The combination of sulindac and PTX synergistically enhances cell growth inhibition in PTX-sensitive and -resistant OC cells The MES and MES-TP cells were treated with sulindac (1, 10, 25, 50, 75, 100, 150 and 250 µM), PTX (0.1, 1, 10, 25, 50 and 100 nM), and the combination for 72 h. MTT assay revealed the inhibitory effects of sulindac and PTX on cell proliferation (A). The CI value for the combination of sulindac (25, 50, and 75 µM) and PTX (1, 10, 25 and 50 µM) was calculated by CompuSyn for each combination group (B).

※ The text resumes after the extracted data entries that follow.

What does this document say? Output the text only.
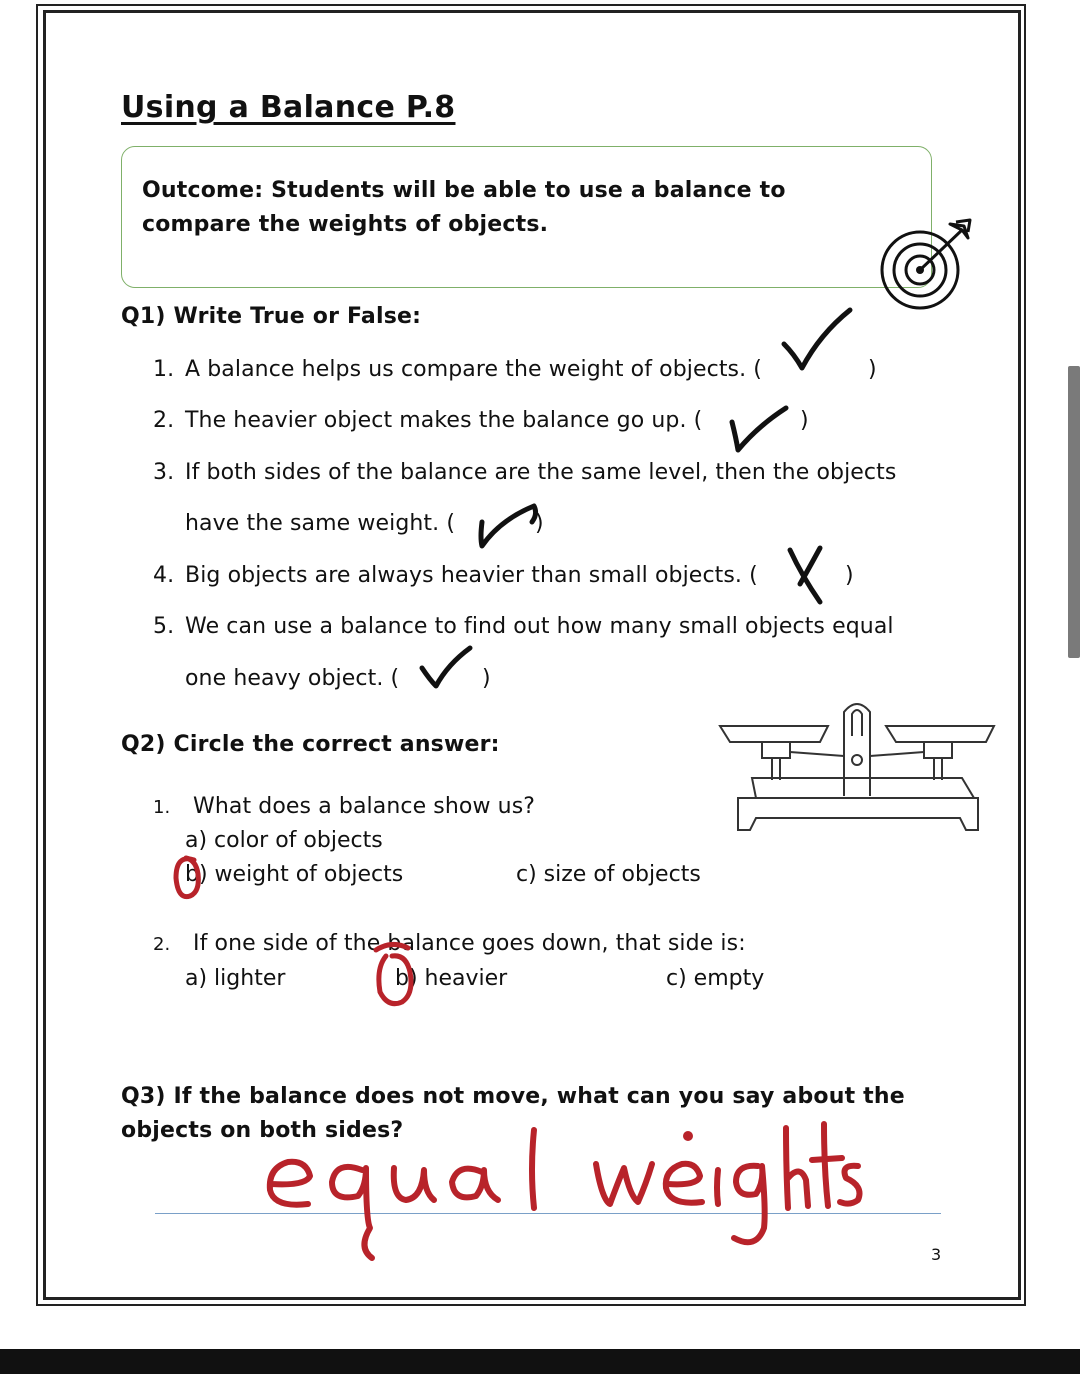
Using a Balance P.8
Outcome: Students will be able to use a balance to compare the weights of objects.
Q1) Write True or False:
1. A balance helps us compare the weight of objects. (	)
2. The heavier object makes the balance go up. (	)
3. If both sides of the balance are the same level, then the objects
have the same weight. (	)
4. Big objects are always heavier than small objects. (	)
5. We can use a balance to find out how many small objects equal
one heavy object. (	)
Q2) Circle the correct answer:
1. What does a balance show us?
a) color of objects
b) weight of objects	c) size of objects
2. If one side of the balance goes down, that side is:
a) lighter	b) heavier	c) empty
Q3) If the balance does not move, what can you say about the
objects on both sides?
3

MTT assay revealed changes in cell proliferation after treatment with sulindac (75 µM) and PTX (1, 10, 25, and 50 nM) in both cells (C). In both cell lines, the combination of sulindac (75 µM) and PTX (5 nM) significantly increased cleaved caspace3 levels after 14 h of treatment compared with either agent alone (D). Western blotting demonstrated the changes in the expression of phosphorylated H2A.X, Rad51, and Bcl-xL after treatment with sulindac, PTX or their combination in both cell lines (E). Data are presented as mean ± SD from three independent experiments. Statistical analysis was performed using one-way ANOVA with Tukey’s post hoc test. *p < 0.05, **p < 0.01, compared with control. #p < 0.05, ##p < 0.01, between groups.